Why no emotion category has a signature

Because of degeneracy: dissimilar neural populations give rise to instances of the same category, so “it is unlikely that all instances of an emotion category share a set of core features (i.e. a single facial expression, autonomic pattern or set of neurons).” The summary representation of a category is an abstraction that “need not exist in nature.”

This is Darwin’s move, and Barrett says so: a species is a population of variable individuals grouped by function, not a type with shared features. Emotion categories are conceptual categories in exactly that sense.

The consequence for measurement is the sharpest thing the theory says about method: a pattern that diagnoses sadness across a sample is not the brain state for sadness. It is a statistical summary of highly variable instances, and “the voxels that make up a pattern for a category need not [be] observed in every (or even any) single instance.” The average US family has 3.14 people; no family does.

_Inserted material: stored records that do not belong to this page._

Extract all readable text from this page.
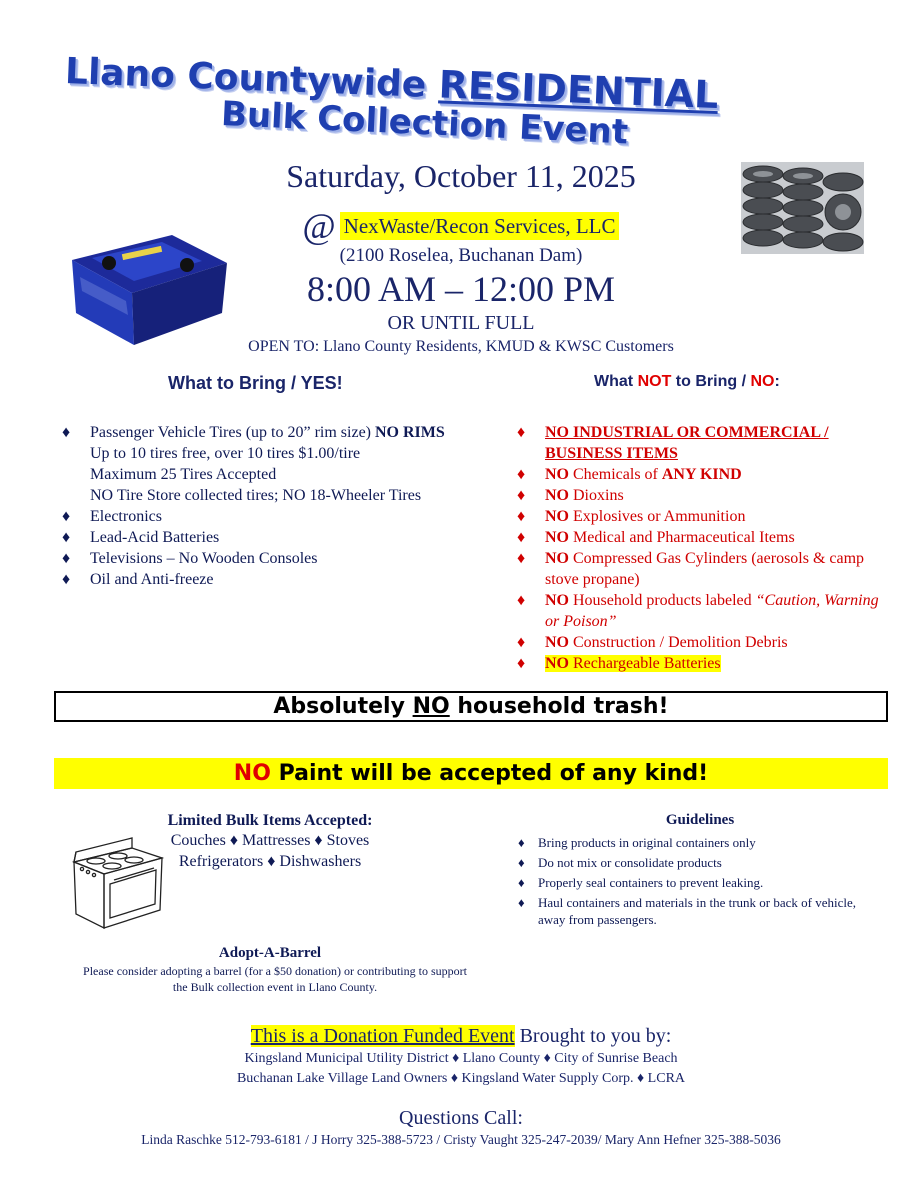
Llano Countywide RESIDENTIAL
Bulk Collection Event
Saturday, October 11, 2025
@ NexWaste/Recon Services, LLC
(2100 Roselea, Buchanan Dam)
8:00 AM – 12:00 PM
OR UNTIL FULL
OPEN TO: Llano County Residents, KMUD & KWSC Customers
What to Bring / YES!
♦ Passenger Vehicle Tires (up to 20” rim size) NO RIMS
Up to 10 tires free, over 10 tires $1.00/tire
Maximum 25 Tires Accepted
NO Tire Store collected tires; NO 18-Wheeler Tires
♦ Electronics
♦ Lead-Acid Batteries
♦ Televisions – No Wooden Consoles
♦ Oil and Anti-freeze
What NOT to Bring / NO:
♦ NO INDUSTRIAL OR COMMERCIAL / BUSINESS ITEMS
♦ NO Chemicals of ANY KIND
♦ NO Dioxins
♦ NO Explosives or Ammunition
♦ NO Medical and Pharmaceutical Items
♦ NO Compressed Gas Cylinders (aerosols & camp stove propane)
♦ NO Household products labeled “Caution, Warning or Poison”
♦ NO Construction / Demolition Debris
♦ NO Rechargeable Batteries
Absolutely NO household trash!
NO Paint will be accepted of any kind!
Limited Bulk Items Accepted:
Couches ♦ Mattresses ♦ Stoves
Refrigerators ♦ Dishwashers
Guidelines
♦ Bring products in original containers only
♦ Do not mix or consolidate products
♦ Properly seal containers to prevent leaking.
♦ Haul containers and materials in the trunk or back of vehicle, away from passengers.
Adopt-A-Barrel
Please consider adopting a barrel (for a $50 donation) or contributing to support the Bulk collection event in Llano County.
This is a Donation Funded Event Brought to you by:
Kingsland Municipal Utility District ♦ Llano County ♦ City of Sunrise Beach
Buchanan Lake Village Land Owners ♦ Kingsland Water Supply Corp. ♦ LCRA
Questions Call:
Linda Raschke 512-793-6181 / J Horry 325-388-5723 / Cristy Vaught 325-247-2039/ Mary Ann Hefner 325-388-5036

Relation to the other predictive accounts in this wiki

The theory is not in competition with Seth’s interoceptive inference — it is the same machinery with a different explanatory target and a stronger claim about scope.

Seth / Seth & FristonBarrett
what interoception is forinferring the hidden causes of visceral signals; regulating them by active inferencebudgeting the body — interoception arises from allostasis
the agranular cortex argumentAIC/ACC/SGC/OFC send predictions (visceromotor-areas)same, extended: the gradient is continuous, so interoceptive cortex predicts exteroceptive cortex too
what emotion isan interoceptive inferencea categorization, of which interoceptive inference is one ingredient
scopeemotion and the embodied selfall perception and action, of which emotion is a special case

They agree on more than either says. Neither cites the other’s central claim as a rival. The real difference is that Seth explains emotion by interoception, while Barrett explains both by allostasis, and then denies that emotion is a separate thing to be explained.

The unresolved cost

Recorded here rather than buried: nothing in the imaging or psychophysiological record can now disconfirm this theory, because degeneracy predicts that instances will not share features, and that is what the data show. This is structurally identical to the objection the wiki records on homeostatic-property-cluster-kinds against Scarantino’s New BET — from the opposite side of the same dispute. Both of the wiki’s most sophisticated positions on emotion categories have made variability a prediction, which means the data that were supposed to adjudicate between them can no longer do it.

Barrett’s response is to reframe the complaint: a new paradigm “barely gets started before it is criticized for not providing all the answers,” and raising more questions than it answers is “a feature, not a bug.” That is true of early paradigms in general and is not an answer about this one. What would count against the theory of constructed emotion is not stated in the source.